How Grammar Will Drive Me to an Early Grave

This is me with a statue of Jack London.
This is me with a statue of Jack London.

So my devil-may-care, martini-joking self hides a worrier. And of the assorted things I worry about, Alzheimer’s or some equally terrible disease sucking away my brain is one. I don’t know why I am preoccupied with this. It does not seem to me others are as concerned. My Great Grandmother had Alzheimer’s. I worked in a skilled nursing home for a while and saw amazing people suffer memory/mental acuity loss. And I trend towards a form of hypochondria that can easily imagine the flu is meningitis or the plague.

(In my defense there are a lot of terrible illnesses that start with “flu-like” symptoms.)

Even if it’s not one of those diseases, the worrying itself is bad for you and can cause early death. I don’t know that for sure, but it seems like something that would be true, doesn’t it? I know worrying is not good for you.

Or good.

Even Jesus talked about it; and he only had two years to cover a whole lot of material.

But where grammar factors in as an alarming symptom is because I KNOW grammar. I know about the Oxford Comma Controversy (I am pro comma). I’m not quite as good with a semi colon, but I am solid with the colon. Sometimes I have to read aloud to determine if it is “me” or “I” or double check if the correct verb is plural or singular. I don’t know that  I will ever get lay, laid, lying, but I’m not aiming for perfection. Competency would serve.

And yet I make mistakes all the time. And do not catch them.

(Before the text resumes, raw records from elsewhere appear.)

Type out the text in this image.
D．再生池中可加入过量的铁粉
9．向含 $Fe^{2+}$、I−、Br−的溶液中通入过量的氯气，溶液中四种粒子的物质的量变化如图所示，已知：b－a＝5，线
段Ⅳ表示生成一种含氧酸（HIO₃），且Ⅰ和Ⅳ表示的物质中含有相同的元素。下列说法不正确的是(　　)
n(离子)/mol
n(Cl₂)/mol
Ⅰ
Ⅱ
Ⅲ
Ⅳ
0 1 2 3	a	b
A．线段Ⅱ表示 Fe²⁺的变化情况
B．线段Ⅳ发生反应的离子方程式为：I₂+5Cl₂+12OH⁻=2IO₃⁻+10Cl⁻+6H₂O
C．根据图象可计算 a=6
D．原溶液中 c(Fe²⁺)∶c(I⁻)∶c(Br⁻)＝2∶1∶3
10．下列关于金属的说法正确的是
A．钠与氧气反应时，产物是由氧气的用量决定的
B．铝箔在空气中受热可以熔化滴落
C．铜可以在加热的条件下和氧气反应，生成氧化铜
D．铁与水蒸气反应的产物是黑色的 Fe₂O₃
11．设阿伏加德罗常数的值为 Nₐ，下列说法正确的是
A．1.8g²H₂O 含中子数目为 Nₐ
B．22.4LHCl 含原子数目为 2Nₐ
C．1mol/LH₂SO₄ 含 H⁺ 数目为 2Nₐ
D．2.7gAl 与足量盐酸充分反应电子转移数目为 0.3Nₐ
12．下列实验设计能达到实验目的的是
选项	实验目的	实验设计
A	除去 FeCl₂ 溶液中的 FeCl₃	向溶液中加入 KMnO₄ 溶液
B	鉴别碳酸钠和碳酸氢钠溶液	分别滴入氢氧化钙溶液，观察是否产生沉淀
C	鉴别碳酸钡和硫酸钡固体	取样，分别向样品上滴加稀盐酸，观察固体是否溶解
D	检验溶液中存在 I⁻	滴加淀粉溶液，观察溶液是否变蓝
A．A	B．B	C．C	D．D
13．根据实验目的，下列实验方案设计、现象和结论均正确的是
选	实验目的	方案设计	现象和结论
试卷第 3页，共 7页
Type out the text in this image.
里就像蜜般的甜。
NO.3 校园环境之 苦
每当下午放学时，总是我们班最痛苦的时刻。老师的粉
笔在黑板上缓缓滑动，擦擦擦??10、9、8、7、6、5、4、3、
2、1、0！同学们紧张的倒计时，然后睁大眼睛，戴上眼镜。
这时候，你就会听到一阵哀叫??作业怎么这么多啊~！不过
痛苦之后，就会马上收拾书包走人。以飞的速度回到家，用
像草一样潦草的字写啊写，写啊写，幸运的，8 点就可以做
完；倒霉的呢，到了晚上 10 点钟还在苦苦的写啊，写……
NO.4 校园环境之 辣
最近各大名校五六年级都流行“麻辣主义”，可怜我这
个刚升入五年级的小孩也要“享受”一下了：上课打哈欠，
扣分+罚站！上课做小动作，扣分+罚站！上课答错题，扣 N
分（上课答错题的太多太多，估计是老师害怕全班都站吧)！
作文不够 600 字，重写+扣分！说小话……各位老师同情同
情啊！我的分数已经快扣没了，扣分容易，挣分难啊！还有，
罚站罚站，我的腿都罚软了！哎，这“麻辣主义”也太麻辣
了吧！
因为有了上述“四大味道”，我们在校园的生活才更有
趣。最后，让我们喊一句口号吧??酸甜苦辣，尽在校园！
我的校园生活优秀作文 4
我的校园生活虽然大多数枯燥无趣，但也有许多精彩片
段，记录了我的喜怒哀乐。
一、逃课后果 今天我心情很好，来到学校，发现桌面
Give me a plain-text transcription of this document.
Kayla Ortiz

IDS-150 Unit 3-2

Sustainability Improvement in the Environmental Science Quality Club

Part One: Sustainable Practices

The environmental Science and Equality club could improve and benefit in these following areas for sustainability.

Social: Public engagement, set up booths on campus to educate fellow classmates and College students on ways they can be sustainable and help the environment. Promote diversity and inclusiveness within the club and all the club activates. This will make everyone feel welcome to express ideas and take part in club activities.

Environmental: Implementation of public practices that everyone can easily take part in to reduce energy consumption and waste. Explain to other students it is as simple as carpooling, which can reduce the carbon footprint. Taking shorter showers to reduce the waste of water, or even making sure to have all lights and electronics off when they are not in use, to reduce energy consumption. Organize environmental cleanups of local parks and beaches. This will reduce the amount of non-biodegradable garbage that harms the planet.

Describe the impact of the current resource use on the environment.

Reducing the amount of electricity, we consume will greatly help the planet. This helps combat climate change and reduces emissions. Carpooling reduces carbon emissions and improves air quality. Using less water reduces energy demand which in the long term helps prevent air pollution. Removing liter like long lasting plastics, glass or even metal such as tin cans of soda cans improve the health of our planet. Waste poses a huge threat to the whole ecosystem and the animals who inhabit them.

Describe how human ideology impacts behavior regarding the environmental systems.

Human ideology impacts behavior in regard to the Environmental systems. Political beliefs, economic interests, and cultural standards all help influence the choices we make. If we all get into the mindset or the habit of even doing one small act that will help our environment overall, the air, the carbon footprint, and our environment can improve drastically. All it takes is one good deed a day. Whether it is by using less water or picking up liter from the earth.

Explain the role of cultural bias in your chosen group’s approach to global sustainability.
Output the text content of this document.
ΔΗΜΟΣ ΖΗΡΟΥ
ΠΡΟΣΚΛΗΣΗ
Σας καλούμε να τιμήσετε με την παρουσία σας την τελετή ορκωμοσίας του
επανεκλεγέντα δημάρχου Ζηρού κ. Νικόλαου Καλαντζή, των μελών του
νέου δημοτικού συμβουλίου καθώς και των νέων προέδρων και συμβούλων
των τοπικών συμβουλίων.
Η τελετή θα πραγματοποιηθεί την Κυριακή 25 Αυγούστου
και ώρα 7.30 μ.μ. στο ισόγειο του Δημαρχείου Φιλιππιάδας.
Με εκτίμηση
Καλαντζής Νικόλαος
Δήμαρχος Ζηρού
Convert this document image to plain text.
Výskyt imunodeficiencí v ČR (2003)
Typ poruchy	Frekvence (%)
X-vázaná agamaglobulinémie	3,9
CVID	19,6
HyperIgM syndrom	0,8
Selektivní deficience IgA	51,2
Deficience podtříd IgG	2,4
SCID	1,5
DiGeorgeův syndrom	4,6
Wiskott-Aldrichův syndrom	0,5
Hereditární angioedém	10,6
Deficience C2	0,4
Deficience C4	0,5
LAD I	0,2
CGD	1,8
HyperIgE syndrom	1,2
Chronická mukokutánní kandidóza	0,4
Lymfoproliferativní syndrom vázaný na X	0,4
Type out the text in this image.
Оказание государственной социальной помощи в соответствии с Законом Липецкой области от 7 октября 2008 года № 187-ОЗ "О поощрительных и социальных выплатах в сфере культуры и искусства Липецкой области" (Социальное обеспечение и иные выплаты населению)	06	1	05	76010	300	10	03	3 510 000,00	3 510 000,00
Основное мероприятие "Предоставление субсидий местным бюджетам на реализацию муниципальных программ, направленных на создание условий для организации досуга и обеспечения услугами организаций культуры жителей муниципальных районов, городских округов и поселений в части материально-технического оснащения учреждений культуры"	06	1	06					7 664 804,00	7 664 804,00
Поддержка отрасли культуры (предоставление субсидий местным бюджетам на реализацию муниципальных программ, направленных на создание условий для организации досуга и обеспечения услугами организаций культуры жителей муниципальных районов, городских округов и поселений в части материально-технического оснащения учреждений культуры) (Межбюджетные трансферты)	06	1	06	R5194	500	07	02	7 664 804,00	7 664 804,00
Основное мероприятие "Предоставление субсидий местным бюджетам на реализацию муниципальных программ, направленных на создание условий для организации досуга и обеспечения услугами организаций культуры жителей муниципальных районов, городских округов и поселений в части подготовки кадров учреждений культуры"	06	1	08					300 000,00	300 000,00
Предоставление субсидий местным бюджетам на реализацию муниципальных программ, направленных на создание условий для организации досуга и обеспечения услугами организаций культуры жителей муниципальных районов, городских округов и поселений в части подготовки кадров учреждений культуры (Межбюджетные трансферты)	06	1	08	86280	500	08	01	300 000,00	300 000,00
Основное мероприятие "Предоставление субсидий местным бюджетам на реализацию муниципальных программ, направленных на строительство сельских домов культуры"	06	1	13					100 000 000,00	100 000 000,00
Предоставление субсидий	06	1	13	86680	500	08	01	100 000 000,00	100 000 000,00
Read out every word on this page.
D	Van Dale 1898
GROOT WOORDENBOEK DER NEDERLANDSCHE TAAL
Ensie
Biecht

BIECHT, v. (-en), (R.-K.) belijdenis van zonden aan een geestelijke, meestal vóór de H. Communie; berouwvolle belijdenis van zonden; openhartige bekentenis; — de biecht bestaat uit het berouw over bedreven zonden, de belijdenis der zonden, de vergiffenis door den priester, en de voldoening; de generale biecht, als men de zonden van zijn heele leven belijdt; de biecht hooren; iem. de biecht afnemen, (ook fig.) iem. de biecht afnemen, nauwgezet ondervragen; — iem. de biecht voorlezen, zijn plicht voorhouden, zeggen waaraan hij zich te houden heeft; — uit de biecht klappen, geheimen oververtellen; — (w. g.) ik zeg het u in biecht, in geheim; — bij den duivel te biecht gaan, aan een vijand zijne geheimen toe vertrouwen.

For example, in this other blog post. Right at the beginning? See the word gem? I had that spelled as “gym”. I proofed that post SEVERAL times and never caught it. I published it that way.

Some of the mistakes I make are from cutting/pasting and missing a tense change or even just pure typos. Others are because I am not paying attention.  But STILL.

How do I miss these mistakes? Why does my brain not catch them as I proof? I often use the old journalism trick of proof-reading backwards (thank you, Mrs. Tatum). And I still miss simple, obvious mistakes.

All the time.

So, this has me worried that this is some sort of early onset of a disease that will rob me of other faculties. How long before I forget what this “&” is called (or that I needed to use quotation marks around it)? How much time do I have before I forget one of my favorite words of all time: onomatopoeia. Will it happen slowly or just be BAM! SNAP! POOF! and gone? Is it yet another bad symptom that I thought I was witty with that last one?

I talked to my doctor about this and she said even if it is early dementia there is nothing that can be done. Nothing. Seriously. That was her best. It was enough to fragment what I’ve got left.

7 Comments

  1. Charise

    Hi, Sydney! You may have forgotten what else to say, but you used all the proper grammar! Hope you’re okay up your way. We’ve had a lot of small fires, but thankfully, extinguished quickly.

  2. Jef

    I’ve always admired Hollis Gillespie’s signature, which states: Typos are intensional.

    You cannot catch everything. Your mind fills in the missing words. You know you meant “you’re,” but you typed “your,” anyway.

    I am alarmed, however, by people writing “loose” when they mean “lose.”

    Still, perhaps Weird Al sums it up best: https://www.youtube.com/watch?v=8Gv0H-vPoDc.

  3. Katherine Bolger Hyde

    The proofreading gene is separate from the grammar gene. Not everyone who has one has the other. This is not a sign of early-onset dementia!